The first attempt was much more successful than Bridge thought possible. As expected, the aid workers tried to gather fingerprints from the new arrivals. As soon as Bridge’s index finger touched the pad, every computer in the office went dead. Every subsequent attempt to identify Bridge failed miserably. Photographs went blank, video cameras shorted out and the computers would spontaneously reboot. When it seemed the group would get turned away, Bridge feigned a fainting spell, claiming that he’d gone two days without food. The aid workers reluctantly allowed them into the camp with a promise that they’d come back to be processed later.
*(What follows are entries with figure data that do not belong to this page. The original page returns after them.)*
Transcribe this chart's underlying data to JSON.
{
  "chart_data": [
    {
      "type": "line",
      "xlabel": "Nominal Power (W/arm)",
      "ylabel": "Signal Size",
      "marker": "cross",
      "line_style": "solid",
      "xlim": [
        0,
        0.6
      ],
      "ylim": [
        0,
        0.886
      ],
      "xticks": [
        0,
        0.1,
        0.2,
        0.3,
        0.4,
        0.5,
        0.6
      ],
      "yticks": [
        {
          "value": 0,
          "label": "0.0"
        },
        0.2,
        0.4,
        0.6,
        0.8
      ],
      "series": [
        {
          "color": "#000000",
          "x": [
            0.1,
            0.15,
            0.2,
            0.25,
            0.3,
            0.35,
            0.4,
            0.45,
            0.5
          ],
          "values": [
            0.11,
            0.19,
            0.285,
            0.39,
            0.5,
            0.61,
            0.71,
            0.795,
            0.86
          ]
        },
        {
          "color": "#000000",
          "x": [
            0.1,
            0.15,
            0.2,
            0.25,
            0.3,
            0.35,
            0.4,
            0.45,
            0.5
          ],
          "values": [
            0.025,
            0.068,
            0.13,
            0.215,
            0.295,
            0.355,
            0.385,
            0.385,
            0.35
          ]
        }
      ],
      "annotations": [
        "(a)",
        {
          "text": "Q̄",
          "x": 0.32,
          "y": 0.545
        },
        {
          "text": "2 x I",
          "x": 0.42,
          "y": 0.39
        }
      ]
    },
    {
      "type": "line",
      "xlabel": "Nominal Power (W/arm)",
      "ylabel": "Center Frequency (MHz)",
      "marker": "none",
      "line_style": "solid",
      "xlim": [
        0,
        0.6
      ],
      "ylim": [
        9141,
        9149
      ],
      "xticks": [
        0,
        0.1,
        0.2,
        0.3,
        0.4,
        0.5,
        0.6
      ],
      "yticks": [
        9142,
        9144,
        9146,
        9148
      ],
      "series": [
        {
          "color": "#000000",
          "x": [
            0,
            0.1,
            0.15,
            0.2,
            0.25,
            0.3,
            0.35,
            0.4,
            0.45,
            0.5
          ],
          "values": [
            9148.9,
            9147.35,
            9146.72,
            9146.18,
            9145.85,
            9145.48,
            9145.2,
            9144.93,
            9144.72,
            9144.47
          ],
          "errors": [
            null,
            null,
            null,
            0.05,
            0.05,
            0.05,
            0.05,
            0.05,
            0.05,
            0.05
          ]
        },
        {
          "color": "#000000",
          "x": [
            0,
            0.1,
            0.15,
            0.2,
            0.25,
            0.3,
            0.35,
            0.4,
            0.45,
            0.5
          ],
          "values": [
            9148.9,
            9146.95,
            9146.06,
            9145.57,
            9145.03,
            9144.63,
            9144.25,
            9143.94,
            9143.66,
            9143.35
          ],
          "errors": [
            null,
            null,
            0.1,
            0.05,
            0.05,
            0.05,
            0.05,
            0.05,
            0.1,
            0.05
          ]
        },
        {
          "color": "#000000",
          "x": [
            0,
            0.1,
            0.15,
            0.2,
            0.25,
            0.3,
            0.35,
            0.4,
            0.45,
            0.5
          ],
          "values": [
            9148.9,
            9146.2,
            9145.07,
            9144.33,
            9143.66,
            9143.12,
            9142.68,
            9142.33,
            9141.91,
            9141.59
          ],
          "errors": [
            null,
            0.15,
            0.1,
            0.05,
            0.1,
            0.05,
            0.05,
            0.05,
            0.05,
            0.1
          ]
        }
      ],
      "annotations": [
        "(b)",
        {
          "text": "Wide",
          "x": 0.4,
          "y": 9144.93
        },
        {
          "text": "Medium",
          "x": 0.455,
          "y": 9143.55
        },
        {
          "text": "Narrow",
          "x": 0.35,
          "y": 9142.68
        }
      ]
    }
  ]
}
They would repeat the process at three more camps that day, and another four the following day. Each time, the aid workers would try to identify them, and each time, their systems would glitch. Bridge stopped believing in luck after the second time, and by the fourth he was convinced. Of what exactly, he wasn’t sure, but something strange was happening around them. His first thought was Angie had worked her magic, but she had been unable to do much of anything in the Colorado GlobalNet. Just like the real world, virtual Colorado was locked behind an impenetrable dome.

“Hey Artie, be careful out there.” He could hear her heartfelt concern bleeding through the connection when he spoke with her about it that night. “No, I mean it. There’s some strange shit going on with this thing and I don’t just mean online. You know how many hackers have just packed up and run off to Colorado? Ten. Ten of the most shut-in, living in mom’s basement, afraid the sun will turn them into dust hackers. I asked a few of ‘em why and they just said they gotta go and snap, they’re gone.”

“Like who?”

“Like B@rr@cUd@. Like The White Whale, even.”

“The White Whale? That fat bastard hasn’t left his apartment since they invented the goddamn jack. How’d he propose to get there, by crane?”

“I know, right? He got his cousin to come haul him out there. Bunch of others, the more shut-in the nerd, the faster they left. There’s some messed up stuff out there. Be careful, baby.” She seemed on the verge of saying more but didn’t and Bridge let her go.

Ms. Angst had similar stories. Every picture, every video clip, anything she ran on her vlog concerning Boulder was an instant success. The numbers eclipsed the story she ran confirming Shawnee’s pregnancy. She reported on the exodus of known reclusive hackers pulling up stakes and driving to Colorado. By the morning of the third day, the story had reached the mainstream, complete with video of hordes of pasty white hacker types clashing with Legios Rangers and the National Guard at the Colorado state line.

Each night Bridge would curl up for bed after a long, exhausting day, but his sleep was anything but restful. He tossed and turned like a pig on a spit, feverish night sweats accompanying dreams he either couldn’t remember or couldn’t decipher. He’d wake every morning with a burning pain in his neck, a phantom itch underneath his scalp and the quickly dissipating feeling that he was forgetting something important. Coal-black eyes with no pupils stared at him from his subconscious.

Every camp they visited had developed its own ecology, its own food chain of helpless and helpers. The aid workers were a mixed bunch, some of the stern Legios variety, who seemed to resent the need to help these people, and some showing genuine empathy for the survivor’s plight. Each camp had its share of fixers, of guys one “needed to know,” guys who could get things despite the conditions. Bridge would scout the camp until he pegged the need-to-know guy then approach, making sure to point out that he wasn’t there to horn in on the action. More was accomplished in 10-minute conversations with these types than in entire days worth of questions posed to the aid workers. One such go-to-guy was Shaky Peter at the North Hill shelter.